Things that are definitely up for grabs
Obviously, improvements to code documentation are always welcome, and if you want to write some more unit / integration tests, please feel free. In terms of larger items that require some attention, here are some thoughts:
- Plotting recipes: there is currently a lot of highly repetitive code for plotting the posterior distribution over 1D GPs. This needn't be the case, and it would be a (presumably) simple job for someone who knows what they're doing with the Plots.jl recipes to make most of that code disappear.

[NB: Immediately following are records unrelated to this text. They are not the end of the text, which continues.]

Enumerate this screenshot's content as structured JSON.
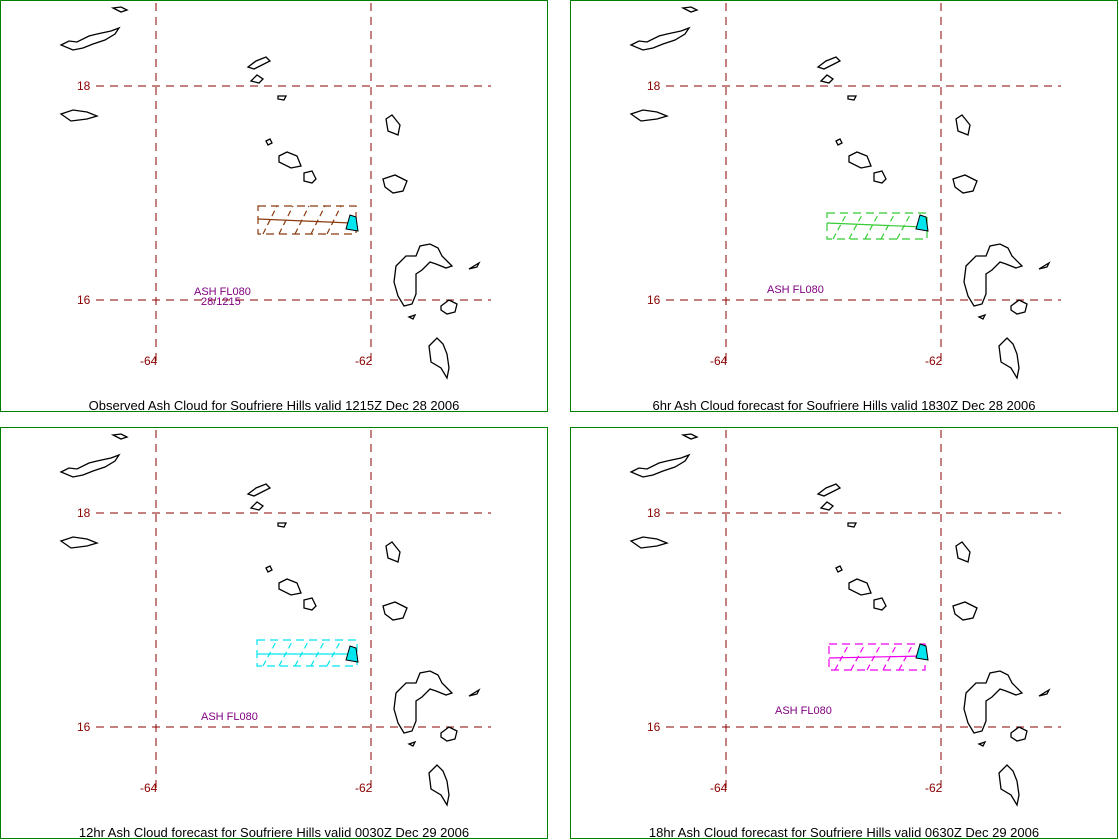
{
  "panels": [
    {
      "caption": "Observed Ash Cloud for Soufriere  Hills valid 1215Z Dec 28 2006",
      "ash_label": "ASH FL080",
      "ash_sub": "28/1215",
      "cloud_color": "#8b3a0f"
    },
    {
      "caption": "6hr Ash Cloud forecast for Soufriere  Hills valid 1830Z Dec 28 2006",
      "ash_label": "ASH FL080",
      "ash_sub": "",
      "cloud_color": "#33cc33"
    },
    {
      "caption": "12hr Ash Cloud forecast for Soufriere  Hills valid 0030Z Dec 29 2006",
      "ash_label": "ASH FL080",
      "ash_sub": "",
      "cloud_color": "#00e5ee"
    },
    {
      "caption": "18hr Ash Cloud forecast for Soufriere  Hills valid 0630Z Dec 29 2006",
      "ash_label": "ASH FL080",
      "ash_sub": "",
      "cloud_color": "#ee00ee"
    }
  ],
  "grid": {
    "lat_labels": [
      "18",
      "16"
    ],
    "lon_labels": [
      "-64",
      "-62"
    ],
    "grid_color": "#8b0000",
    "volcano_color": "#00e5ee"
  }
}
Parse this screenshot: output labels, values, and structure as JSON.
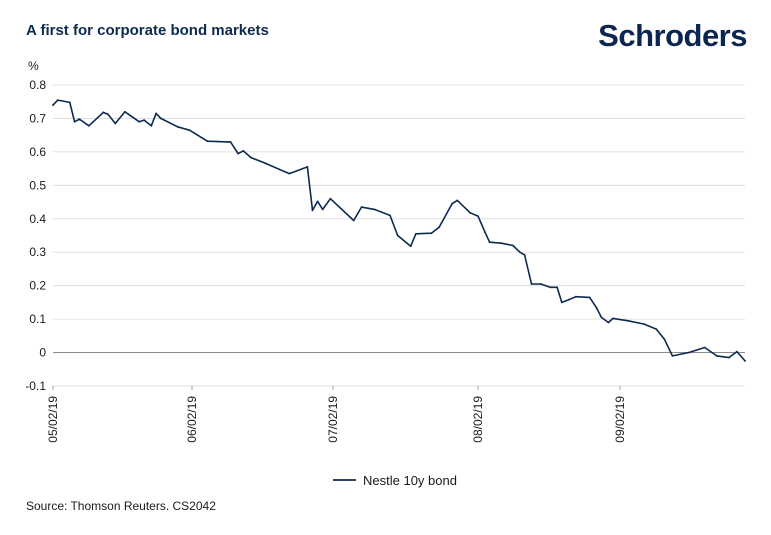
{
  "header": {
    "title": "A first for corporate bond markets",
    "logo_text": "Schroders"
  },
  "footer": {
    "source": "Source: Thomson Reuters. CS2042"
  },
  "colors": {
    "series": "#0d2a4f",
    "grid": "#d9d9d9",
    "zero_line": "#8c8c8c",
    "title": "#0d2a4f",
    "logo": "#0b2650"
  },
  "chart_data": {
    "type": "line",
    "ylabel": "%",
    "xlabel": "",
    "ylim": [
      -0.1,
      0.8
    ],
    "yticks": [
      0.8,
      0.7,
      0.6,
      0.5,
      0.4,
      0.3,
      0.2,
      0.1,
      0,
      -0.1
    ],
    "ytick_labels": [
      "0.8",
      "0.7",
      "0.6",
      "0.5",
      "0.4",
      "0.3",
      "0.2",
      "0.1",
      "0",
      "-0.1"
    ],
    "xlim": [
      "2019-02-05",
      "2019-10-24"
    ],
    "xticks": [
      "2019-02-05",
      "2019-04-04",
      "2019-05-29",
      "2019-07-24",
      "2019-09-23"
    ],
    "xtick_labels": [
      "05/02/19",
      "06/02/19",
      "07/02/19",
      "08/02/19",
      "09/02/19"
    ],
    "grid": true,
    "legend_position": "bottom-center",
    "series": [
      {
        "name": "Nestle 10y bond",
        "color": "#0d2a4f",
        "points": [
          [
            "2019-02-05",
            0.74
          ],
          [
            "2019-02-07",
            0.755
          ],
          [
            "2019-02-12",
            0.748
          ],
          [
            "2019-02-14",
            0.69
          ],
          [
            "2019-02-16",
            0.698
          ],
          [
            "2019-02-20",
            0.678
          ],
          [
            "2019-02-26",
            0.718
          ],
          [
            "2019-02-28",
            0.712
          ],
          [
            "2019-03-03",
            0.685
          ],
          [
            "2019-03-07",
            0.72
          ],
          [
            "2019-03-13",
            0.69
          ],
          [
            "2019-03-15",
            0.695
          ],
          [
            "2019-03-18",
            0.678
          ],
          [
            "2019-03-20",
            0.715
          ],
          [
            "2019-03-22",
            0.7
          ],
          [
            "2019-03-29",
            0.675
          ],
          [
            "2019-04-03",
            0.665
          ],
          [
            "2019-04-10",
            0.632
          ],
          [
            "2019-04-18",
            0.63
          ],
          [
            "2019-04-19",
            0.63
          ],
          [
            "2019-04-22",
            0.595
          ],
          [
            "2019-04-24",
            0.603
          ],
          [
            "2019-04-27",
            0.583
          ],
          [
            "2019-05-03",
            0.565
          ],
          [
            "2019-05-08",
            0.548
          ],
          [
            "2019-05-12",
            0.535
          ],
          [
            "2019-05-19",
            0.555
          ],
          [
            "2019-05-21",
            0.425
          ],
          [
            "2019-05-23",
            0.452
          ],
          [
            "2019-05-25",
            0.428
          ],
          [
            "2019-05-28",
            0.46
          ],
          [
            "2019-06-06",
            0.395
          ],
          [
            "2019-06-09",
            0.435
          ],
          [
            "2019-06-14",
            0.428
          ],
          [
            "2019-06-20",
            0.41
          ],
          [
            "2019-06-23",
            0.35
          ],
          [
            "2019-06-28",
            0.318
          ],
          [
            "2019-06-30",
            0.355
          ],
          [
            "2019-07-06",
            0.357
          ],
          [
            "2019-07-09",
            0.375
          ],
          [
            "2019-07-14",
            0.445
          ],
          [
            "2019-07-16",
            0.455
          ],
          [
            "2019-07-21",
            0.418
          ],
          [
            "2019-07-24",
            0.408
          ],
          [
            "2019-07-27",
            0.36
          ],
          [
            "2019-07-29",
            0.33
          ],
          [
            "2019-08-03",
            0.327
          ],
          [
            "2019-08-08",
            0.32
          ],
          [
            "2019-08-11",
            0.3
          ],
          [
            "2019-08-13",
            0.292
          ],
          [
            "2019-08-16",
            0.205
          ],
          [
            "2019-08-20",
            0.205
          ],
          [
            "2019-08-24",
            0.195
          ],
          [
            "2019-08-27",
            0.195
          ],
          [
            "2019-08-29",
            0.15
          ],
          [
            "2019-09-01",
            0.158
          ],
          [
            "2019-09-04",
            0.167
          ],
          [
            "2019-09-10",
            0.165
          ],
          [
            "2019-09-13",
            0.133
          ],
          [
            "2019-09-15",
            0.105
          ],
          [
            "2019-09-18",
            0.09
          ],
          [
            "2019-09-20",
            0.102
          ],
          [
            "2019-09-25",
            0.095
          ],
          [
            "2019-09-29",
            0.085
          ],
          [
            "2019-10-02",
            0.07
          ],
          [
            "2019-10-04",
            0.04
          ],
          [
            "2019-10-06",
            -0.01
          ],
          [
            "2019-10-10",
            0.0
          ],
          [
            "2019-10-14",
            0.015
          ],
          [
            "2019-10-17",
            -0.01
          ],
          [
            "2019-10-20",
            -0.015
          ],
          [
            "2019-10-22",
            0.003
          ],
          [
            "2019-10-24",
            -0.025
          ]
        ]
      }
    ]
  }
}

- An implementation of SVI from Gaussian Processes for Big Data.
- Kronecker-factored matrices: this is quite a general issue which might be best be addressed by the creation of a separate package. It would be very helpful to have an implementation of the
AbstractMatrixinterface which implements multiplication, inversion, eigenfactorisation etc, which can then be utilised in Stheno.
- All the Stochastic Differential Equation representation of GP related optimisations. See Arno Solin's thesis for a primer. This is quite a big problem that should probably be tackled in pieces.
- Primitives for multi-output GPs: although Stheno does fundamentally have support for multi-output GPs, in the same way that it's helpful to implement so-called "fat" nodes in Automatic Differentiation systems, it may well be helpful to implement specialised multi-output processes in Stheno for performance's sake.
- Moving stuff from the
src/utildirectory to the appropriate upstream package. There are two candidates here: block_arrays.jl and toeplitz.jl being moved to BlockArrays.jl and Toeplitz.jl respectively. This will likely involve making significant changes to the existing code such that it satisfies the requirements of both Stheno, and the relevant upstream package. This is a slightly strange item as it will ultimately involve removing a significant amount of code from Stheno. This is a good thing though.
- Some decent benchmarks: development has not focused on performance so far, but it would be extremely helpful to have a wide range of benchmarks so that we can begin to ensure that time is spent optimally. This would involve comparing against GaussianProcesses.jl, but also some other non-Julia packages.
If you are interested in any of the above, please either open an issue or PR. Better still, if there's something not listed here that you think would be good to see, please open an issue to start a discussion regarding it.